3. Con il primo motivo la ricorrente deduce nullità della sentenza, ai sensi dell'articolo 360, comma 1, numero 4, cod. proc. civ., in relazione all'art. 112 cod. proc. civ.. Sostiene che la CTR ha omesso di pronunciarsi in ordine alla rilevata decadenza in cui era incorso l'ufficio in quanto non era applicabile la disciplina di cui all'art. 27, comma 16, del d.l. 185/2008, convertito dalla legge 28 gennaio 2009 n. 2, ma l'articolo 43 del d.p.r. numero 600/73, posto che si trattava non già di "crediti inesistenti", cui si applicava il termine di otto anni previsto per l'accertamento dall'art. 27 citato, ma di " crediti non spettanti", cui si applicava il termine di quattro anni previsto dall'articolo 43 del d.p.r. numero 600/73.

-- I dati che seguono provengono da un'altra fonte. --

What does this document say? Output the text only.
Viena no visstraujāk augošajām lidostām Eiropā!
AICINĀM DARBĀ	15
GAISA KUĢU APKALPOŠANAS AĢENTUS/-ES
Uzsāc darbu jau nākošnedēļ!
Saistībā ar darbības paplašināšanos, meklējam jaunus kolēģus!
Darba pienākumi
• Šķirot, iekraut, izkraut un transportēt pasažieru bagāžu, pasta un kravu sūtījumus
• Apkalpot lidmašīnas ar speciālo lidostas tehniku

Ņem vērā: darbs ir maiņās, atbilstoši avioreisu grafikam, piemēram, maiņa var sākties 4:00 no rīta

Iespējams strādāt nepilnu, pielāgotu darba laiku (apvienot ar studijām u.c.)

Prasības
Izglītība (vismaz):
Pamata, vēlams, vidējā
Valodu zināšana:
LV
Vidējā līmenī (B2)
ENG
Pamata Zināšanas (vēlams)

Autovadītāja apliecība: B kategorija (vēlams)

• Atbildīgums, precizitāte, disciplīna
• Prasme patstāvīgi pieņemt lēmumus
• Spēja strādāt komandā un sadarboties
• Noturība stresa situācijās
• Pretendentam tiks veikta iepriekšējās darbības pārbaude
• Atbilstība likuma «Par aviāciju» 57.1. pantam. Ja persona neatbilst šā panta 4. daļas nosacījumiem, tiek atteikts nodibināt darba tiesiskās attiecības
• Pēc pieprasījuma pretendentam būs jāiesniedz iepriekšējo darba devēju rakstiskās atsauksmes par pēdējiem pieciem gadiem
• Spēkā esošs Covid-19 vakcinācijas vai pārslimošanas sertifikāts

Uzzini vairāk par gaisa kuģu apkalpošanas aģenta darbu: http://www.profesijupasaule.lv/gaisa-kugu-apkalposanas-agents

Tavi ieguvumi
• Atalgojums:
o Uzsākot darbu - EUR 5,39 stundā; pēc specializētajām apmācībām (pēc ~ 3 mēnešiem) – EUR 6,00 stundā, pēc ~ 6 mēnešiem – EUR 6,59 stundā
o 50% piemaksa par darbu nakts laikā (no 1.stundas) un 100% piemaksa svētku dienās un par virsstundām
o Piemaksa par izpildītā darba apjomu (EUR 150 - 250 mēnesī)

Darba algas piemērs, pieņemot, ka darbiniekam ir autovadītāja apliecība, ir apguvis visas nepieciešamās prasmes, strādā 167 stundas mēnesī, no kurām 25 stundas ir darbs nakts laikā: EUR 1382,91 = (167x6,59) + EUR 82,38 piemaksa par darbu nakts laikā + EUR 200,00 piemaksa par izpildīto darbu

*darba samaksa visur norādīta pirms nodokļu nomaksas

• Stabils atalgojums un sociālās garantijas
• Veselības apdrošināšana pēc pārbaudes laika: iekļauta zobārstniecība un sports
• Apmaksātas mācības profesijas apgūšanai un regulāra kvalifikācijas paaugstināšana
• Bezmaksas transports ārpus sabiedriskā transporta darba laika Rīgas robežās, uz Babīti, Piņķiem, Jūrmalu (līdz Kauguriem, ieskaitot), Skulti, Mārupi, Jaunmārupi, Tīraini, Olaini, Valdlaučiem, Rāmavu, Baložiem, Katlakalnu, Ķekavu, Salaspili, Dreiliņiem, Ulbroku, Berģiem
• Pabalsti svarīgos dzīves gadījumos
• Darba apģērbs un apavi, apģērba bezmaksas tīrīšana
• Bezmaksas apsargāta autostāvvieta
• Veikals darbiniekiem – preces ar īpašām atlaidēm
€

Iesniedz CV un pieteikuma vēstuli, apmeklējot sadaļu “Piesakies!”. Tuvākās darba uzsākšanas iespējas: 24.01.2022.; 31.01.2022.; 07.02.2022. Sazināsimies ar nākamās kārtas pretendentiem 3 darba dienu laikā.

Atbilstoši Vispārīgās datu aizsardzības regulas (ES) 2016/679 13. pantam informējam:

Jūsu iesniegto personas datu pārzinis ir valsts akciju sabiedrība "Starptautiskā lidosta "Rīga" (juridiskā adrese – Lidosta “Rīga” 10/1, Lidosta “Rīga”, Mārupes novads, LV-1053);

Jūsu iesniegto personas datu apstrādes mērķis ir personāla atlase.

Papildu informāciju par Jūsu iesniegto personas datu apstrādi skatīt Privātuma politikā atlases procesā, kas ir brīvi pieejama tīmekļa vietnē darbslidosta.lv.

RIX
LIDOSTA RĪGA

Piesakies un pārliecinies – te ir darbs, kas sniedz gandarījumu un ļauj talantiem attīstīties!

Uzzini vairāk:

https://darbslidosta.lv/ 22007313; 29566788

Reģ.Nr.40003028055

4. Con il secondo motivo deduce omessa motivazione, ai sensi dell'articolo 360, comma 1, numero 5, cod. proc. civ., in quanto, anche qualora si ritenesse che la CTR abbia implicitamente rigettato il motivo d'appello riguardante la decadenza in cui era incorse l'ufficio, nella sentenza non era esplicitato il percorso logico-giuridico che aveva indotto alla decisione.

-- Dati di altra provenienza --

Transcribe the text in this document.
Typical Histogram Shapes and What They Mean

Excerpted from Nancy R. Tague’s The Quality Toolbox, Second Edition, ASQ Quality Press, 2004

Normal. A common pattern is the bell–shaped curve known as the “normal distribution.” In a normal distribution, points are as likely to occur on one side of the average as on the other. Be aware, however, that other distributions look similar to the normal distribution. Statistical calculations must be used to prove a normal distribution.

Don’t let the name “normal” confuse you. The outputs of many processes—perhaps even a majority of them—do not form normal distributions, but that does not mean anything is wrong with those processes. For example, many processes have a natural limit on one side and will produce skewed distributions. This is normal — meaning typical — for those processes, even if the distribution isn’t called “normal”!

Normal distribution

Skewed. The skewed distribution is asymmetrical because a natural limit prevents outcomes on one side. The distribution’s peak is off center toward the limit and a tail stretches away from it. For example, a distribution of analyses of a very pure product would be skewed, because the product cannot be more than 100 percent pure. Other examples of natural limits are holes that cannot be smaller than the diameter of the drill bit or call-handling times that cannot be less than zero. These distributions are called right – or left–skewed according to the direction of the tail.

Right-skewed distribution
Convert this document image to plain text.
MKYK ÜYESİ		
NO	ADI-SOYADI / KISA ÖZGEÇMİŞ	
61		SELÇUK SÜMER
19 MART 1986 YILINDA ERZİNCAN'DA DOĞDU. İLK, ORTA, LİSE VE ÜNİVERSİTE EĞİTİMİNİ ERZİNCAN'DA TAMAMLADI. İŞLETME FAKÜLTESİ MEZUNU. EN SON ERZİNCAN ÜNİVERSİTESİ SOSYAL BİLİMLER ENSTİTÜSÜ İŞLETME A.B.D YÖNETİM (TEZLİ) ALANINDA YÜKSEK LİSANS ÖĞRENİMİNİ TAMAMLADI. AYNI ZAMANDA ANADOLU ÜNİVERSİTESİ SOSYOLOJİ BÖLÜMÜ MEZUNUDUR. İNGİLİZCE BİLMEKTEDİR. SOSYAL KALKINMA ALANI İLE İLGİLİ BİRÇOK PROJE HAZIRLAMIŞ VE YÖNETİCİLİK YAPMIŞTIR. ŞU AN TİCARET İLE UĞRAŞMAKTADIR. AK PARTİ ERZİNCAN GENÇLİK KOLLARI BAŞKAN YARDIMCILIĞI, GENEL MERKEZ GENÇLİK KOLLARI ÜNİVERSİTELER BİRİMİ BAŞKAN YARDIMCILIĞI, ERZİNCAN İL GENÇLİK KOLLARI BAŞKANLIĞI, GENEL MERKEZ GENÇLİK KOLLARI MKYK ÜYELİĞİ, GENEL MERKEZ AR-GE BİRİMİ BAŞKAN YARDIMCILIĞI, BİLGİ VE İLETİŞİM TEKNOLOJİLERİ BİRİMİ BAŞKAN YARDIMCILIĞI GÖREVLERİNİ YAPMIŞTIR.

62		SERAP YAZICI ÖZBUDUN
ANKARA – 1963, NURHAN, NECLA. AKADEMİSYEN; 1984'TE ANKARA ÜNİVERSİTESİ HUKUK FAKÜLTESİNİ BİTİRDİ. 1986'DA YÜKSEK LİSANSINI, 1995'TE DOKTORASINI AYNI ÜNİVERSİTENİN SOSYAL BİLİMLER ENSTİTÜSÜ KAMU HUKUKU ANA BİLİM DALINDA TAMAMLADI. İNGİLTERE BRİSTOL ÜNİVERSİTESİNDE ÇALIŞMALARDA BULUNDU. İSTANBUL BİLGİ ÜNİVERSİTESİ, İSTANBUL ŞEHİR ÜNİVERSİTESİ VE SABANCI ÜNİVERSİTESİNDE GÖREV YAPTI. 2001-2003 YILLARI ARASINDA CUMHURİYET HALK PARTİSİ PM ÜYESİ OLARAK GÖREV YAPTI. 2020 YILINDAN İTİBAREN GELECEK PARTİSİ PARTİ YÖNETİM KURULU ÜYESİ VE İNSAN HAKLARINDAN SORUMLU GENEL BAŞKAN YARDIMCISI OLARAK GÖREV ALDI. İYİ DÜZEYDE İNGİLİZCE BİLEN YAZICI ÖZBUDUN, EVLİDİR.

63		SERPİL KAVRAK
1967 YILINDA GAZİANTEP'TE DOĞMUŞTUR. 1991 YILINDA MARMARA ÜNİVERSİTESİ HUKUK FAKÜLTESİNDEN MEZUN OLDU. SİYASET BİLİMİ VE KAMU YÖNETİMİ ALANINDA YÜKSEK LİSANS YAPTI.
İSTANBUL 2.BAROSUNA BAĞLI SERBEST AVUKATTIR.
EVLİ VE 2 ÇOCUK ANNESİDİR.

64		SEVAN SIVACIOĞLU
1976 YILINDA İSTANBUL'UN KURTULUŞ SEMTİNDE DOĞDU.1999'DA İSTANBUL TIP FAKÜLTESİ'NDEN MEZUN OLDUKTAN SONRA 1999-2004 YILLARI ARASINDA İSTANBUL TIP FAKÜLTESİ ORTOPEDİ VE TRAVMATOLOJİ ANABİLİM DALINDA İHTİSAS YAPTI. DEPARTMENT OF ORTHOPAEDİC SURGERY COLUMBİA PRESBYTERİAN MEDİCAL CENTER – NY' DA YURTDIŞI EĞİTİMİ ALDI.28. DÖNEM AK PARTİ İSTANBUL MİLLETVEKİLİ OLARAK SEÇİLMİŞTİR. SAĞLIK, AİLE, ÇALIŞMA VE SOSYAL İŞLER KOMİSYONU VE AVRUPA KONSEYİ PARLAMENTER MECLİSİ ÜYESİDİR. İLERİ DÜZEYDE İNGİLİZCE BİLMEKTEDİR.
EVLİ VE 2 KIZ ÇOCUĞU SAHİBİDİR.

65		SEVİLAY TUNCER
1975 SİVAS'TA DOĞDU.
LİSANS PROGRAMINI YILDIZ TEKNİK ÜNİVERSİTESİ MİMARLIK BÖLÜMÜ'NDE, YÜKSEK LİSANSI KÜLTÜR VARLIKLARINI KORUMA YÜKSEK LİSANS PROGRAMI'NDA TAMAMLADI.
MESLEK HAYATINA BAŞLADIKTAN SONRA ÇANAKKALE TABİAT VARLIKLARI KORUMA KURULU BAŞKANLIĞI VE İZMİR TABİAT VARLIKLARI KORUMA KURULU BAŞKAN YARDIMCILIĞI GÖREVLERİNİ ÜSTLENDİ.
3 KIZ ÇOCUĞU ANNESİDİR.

5. Con il terzo motivo deduce violazione di legge, ai sensi dell'articolo 360, comma 1, numero 3, cod. proc. civ., in relazione all'art. 57 d. Igs. 546/92. Sostiene che nel giudizio di appello non è stata introdotta una domanda nuova laddove è stata evidenziata la violazione dell'art. 27, comma 19 del d.l. 185/2008, convertito dalla legge 28 gennaio 2009 n. 2 (in caso di mancato pagamento entro il termine assegnato dall'ufficio, comunque non inferiore a sessanta giorni, le somme dovute in base all'atto di recupero di cui al comma 16, anche se non definitivo, sono iscritte a ruolo ai sensi dell'articolo 15-bis del decreto del Presidente della Repubblica 29 settembre 1973, n. 602 ) poiché il richiamo di tale disposizione di legge costituiva mera specificazione della domanda originariamente proposta volta ad eccepire l'intervenuta decadenza dell'ufficio in ordine alle compensazioni effettuate nel 2002 e nel 2003.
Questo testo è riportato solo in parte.